Using $1+2+\dots+n=\frac{n(n+1)}{2}$ we find that: \begin{align*} \lim_{n\rightarrow\infty} \frac{(x)+(2x)+\dots+(nx)}{n^2} &=\lim_{n\rightarrow\infty} \frac{x-[x]+2x-[2x]+\dots+nx-[nx]}{n^2}\\ &=\lim_{n\rightarrow\infty} \frac{x(1+2+\dots+n)}{n^2}-\lim_{n\rightarrow\infty} \frac{[x]+[2x]+\dots+[nx]}{n^2}\\ &=x\lim_{n\rightarrow\infty} \frac{n(n+1)}{2n^2}-\lim_{n\rightarrow\infty} \frac{[x]+[2x]+\dots+[nx]}{n^2}\\ &=\frac x2-\lim_{n\rightarrow\infty} \frac{[x]+[2x]+\dots+[nx]}{n^2}\\ \end{align*}

Answer 2

For $n \longmapsto 0$ the nominator is meaningless!

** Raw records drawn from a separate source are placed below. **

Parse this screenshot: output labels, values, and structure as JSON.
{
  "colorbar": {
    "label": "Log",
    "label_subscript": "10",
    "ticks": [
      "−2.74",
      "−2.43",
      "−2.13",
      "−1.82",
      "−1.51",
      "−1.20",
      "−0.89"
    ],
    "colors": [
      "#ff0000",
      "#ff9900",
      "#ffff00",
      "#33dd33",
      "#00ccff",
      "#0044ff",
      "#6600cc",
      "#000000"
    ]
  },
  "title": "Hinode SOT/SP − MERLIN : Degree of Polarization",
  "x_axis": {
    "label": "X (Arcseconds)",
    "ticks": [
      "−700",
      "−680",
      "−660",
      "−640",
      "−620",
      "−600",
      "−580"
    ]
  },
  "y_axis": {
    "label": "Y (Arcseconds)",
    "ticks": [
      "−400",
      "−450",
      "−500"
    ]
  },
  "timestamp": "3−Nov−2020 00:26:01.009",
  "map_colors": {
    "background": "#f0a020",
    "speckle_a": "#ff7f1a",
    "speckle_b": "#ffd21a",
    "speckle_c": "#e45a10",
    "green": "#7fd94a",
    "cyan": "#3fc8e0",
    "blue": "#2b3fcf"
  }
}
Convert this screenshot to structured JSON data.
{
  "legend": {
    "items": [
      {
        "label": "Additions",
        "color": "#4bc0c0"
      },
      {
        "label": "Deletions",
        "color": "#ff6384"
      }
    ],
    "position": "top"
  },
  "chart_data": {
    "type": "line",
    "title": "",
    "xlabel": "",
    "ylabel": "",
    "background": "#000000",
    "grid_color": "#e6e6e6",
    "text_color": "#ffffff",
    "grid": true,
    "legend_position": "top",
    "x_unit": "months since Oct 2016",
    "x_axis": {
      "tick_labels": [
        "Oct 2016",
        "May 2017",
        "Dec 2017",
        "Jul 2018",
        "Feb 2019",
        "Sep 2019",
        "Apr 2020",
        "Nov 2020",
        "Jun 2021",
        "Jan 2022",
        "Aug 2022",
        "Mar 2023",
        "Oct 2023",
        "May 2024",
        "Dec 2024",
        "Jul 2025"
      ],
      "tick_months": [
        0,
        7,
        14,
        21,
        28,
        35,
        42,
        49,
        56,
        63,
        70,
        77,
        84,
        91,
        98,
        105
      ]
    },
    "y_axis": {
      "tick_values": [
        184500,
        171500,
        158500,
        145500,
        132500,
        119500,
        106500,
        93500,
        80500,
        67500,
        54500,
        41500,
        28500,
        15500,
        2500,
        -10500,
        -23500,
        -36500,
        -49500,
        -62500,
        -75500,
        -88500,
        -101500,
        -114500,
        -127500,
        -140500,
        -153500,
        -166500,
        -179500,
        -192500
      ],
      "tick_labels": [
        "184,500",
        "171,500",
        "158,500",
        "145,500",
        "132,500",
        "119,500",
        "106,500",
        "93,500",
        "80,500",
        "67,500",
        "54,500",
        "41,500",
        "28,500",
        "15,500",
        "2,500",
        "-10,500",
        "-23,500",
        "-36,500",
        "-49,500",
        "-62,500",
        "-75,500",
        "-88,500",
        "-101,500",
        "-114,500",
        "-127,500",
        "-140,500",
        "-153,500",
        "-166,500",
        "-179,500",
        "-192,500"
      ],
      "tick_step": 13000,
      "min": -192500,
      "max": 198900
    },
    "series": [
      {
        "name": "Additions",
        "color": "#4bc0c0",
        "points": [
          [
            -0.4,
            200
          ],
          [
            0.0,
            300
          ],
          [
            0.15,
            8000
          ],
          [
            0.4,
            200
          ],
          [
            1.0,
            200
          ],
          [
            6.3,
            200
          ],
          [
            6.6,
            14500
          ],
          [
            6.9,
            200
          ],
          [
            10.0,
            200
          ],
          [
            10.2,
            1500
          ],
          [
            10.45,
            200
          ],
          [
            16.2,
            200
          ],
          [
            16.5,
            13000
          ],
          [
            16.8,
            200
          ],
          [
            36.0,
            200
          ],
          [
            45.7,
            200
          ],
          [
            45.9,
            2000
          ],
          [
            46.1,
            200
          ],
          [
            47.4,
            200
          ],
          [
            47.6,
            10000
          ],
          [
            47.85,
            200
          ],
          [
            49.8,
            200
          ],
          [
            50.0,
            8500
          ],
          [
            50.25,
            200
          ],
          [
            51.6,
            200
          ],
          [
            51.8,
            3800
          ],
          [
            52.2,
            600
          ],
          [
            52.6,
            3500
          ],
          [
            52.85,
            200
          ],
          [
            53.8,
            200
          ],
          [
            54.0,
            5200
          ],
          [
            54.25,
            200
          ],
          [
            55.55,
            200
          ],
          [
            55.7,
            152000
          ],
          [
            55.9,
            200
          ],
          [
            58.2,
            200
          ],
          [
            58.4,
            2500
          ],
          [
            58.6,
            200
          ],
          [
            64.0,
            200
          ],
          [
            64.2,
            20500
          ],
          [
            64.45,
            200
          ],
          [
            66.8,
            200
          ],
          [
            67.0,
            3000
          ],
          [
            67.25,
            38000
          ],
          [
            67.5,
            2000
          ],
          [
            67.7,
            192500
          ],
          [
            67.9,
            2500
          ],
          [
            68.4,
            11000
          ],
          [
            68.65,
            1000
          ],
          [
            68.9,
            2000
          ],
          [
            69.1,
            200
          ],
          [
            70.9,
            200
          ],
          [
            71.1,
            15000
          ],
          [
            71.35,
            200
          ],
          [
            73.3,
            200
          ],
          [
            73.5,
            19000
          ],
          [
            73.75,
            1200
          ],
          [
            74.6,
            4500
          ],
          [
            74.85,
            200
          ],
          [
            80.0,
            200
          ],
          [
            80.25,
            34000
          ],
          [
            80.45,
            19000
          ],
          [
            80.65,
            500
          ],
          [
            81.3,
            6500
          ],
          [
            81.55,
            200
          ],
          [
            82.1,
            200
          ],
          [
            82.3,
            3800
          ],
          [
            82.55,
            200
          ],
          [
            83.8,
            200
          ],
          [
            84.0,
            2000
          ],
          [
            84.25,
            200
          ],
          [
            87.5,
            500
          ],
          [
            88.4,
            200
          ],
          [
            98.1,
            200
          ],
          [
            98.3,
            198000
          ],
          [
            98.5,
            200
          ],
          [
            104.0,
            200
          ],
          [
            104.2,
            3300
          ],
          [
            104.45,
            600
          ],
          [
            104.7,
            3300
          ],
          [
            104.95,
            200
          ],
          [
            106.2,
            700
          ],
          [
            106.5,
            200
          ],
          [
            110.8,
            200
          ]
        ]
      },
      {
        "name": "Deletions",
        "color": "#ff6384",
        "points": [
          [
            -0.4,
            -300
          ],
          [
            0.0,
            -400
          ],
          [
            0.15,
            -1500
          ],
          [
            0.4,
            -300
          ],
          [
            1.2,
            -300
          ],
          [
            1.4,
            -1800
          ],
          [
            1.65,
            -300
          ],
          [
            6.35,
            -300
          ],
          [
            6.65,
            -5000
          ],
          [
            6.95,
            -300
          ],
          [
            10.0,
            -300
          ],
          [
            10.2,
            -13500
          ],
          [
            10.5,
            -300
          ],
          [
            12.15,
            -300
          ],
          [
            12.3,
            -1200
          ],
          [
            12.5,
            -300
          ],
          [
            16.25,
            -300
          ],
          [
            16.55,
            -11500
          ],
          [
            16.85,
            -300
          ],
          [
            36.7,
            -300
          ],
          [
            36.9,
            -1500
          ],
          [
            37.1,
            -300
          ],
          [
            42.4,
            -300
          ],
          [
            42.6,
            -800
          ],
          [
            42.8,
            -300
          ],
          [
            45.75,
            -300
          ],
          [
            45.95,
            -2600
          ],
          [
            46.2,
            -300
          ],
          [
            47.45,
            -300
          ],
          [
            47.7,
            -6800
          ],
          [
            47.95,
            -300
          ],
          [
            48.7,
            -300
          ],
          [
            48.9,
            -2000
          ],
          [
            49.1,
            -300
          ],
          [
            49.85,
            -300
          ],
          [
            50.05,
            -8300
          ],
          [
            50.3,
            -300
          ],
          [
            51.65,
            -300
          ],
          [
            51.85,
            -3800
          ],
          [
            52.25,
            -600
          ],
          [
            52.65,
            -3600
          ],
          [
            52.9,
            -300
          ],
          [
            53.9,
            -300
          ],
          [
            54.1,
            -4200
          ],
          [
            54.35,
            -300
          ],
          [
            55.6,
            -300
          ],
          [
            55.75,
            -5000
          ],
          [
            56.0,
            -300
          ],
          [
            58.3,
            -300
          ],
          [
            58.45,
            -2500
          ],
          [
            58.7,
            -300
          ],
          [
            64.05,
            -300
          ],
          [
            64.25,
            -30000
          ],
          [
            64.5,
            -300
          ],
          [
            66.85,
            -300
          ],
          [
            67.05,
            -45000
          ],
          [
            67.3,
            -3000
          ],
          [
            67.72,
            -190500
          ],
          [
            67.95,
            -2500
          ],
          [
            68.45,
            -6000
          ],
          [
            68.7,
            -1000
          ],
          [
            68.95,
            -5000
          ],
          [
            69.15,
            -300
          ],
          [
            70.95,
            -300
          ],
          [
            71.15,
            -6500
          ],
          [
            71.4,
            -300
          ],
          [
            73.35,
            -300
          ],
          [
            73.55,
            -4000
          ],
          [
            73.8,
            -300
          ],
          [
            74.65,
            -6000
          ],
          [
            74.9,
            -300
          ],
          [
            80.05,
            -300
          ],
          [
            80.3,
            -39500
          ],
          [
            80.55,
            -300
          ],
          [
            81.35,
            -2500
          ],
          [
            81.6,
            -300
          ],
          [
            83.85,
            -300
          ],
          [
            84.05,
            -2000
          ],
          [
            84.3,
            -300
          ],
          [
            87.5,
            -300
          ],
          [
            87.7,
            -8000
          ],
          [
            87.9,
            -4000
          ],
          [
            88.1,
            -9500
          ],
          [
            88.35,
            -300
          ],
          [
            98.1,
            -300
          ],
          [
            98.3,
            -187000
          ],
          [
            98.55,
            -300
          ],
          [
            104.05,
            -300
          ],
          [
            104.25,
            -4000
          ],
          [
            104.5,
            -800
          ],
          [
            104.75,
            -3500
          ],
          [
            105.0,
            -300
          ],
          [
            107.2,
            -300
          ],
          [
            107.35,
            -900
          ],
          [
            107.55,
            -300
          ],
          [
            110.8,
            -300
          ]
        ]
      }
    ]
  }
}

For $n \longmapsto +\infty$ we have: $$\forall_y:0 \leqslant y-[y] <1 \Longrightarrow 0 \leqslant (y) <1$$ $$\lim_{n \longmapsto +\infty} \frac{(x)+...+(nx)}{n^2} = \lim_{n \longmapsto +\infty} \frac{(x)+...+(nx)}{n}.\frac{1}{n} =$$ $$= \lim_{n \longmapsto +\infty} \frac{Mean((x),...,(nx))}{n} = \lim_{n \longmapsto +\infty} \frac{Bounded}{n} = 0$$ In fact the mean of (ix)'s is stays in $[0,1)$ since all of them are in that area.

Answer 3

not an answer to the stated question (we use denominator $n$, not $n^2$) but interesting nonetheless

See information on equidistributed sequences ...

If $x$ is irrational, then the sequence $(x), (2x), (3x), \dots$ of fractional parts is equidistributed on $[0,1]$. Therefore, for every Riemann integrable function on $[0,1]$ we have $$ \lim_{n\to\infty} \frac{1}{n}\sum_{k=1}^n f\big((kn)\big) = \int_0^1 f(t)\;dt . $$ The function $f(t) = t$ is Riemann integrable, so $$ \lim_{n\to\infty} \frac{1}{n}\sum_{k=1}^n (kn) = \int_0^1 t\;dt =\frac{1}{2}. $$ if $x$ is irrational. If $x$ is rational, this limit could be something other than $1/2$.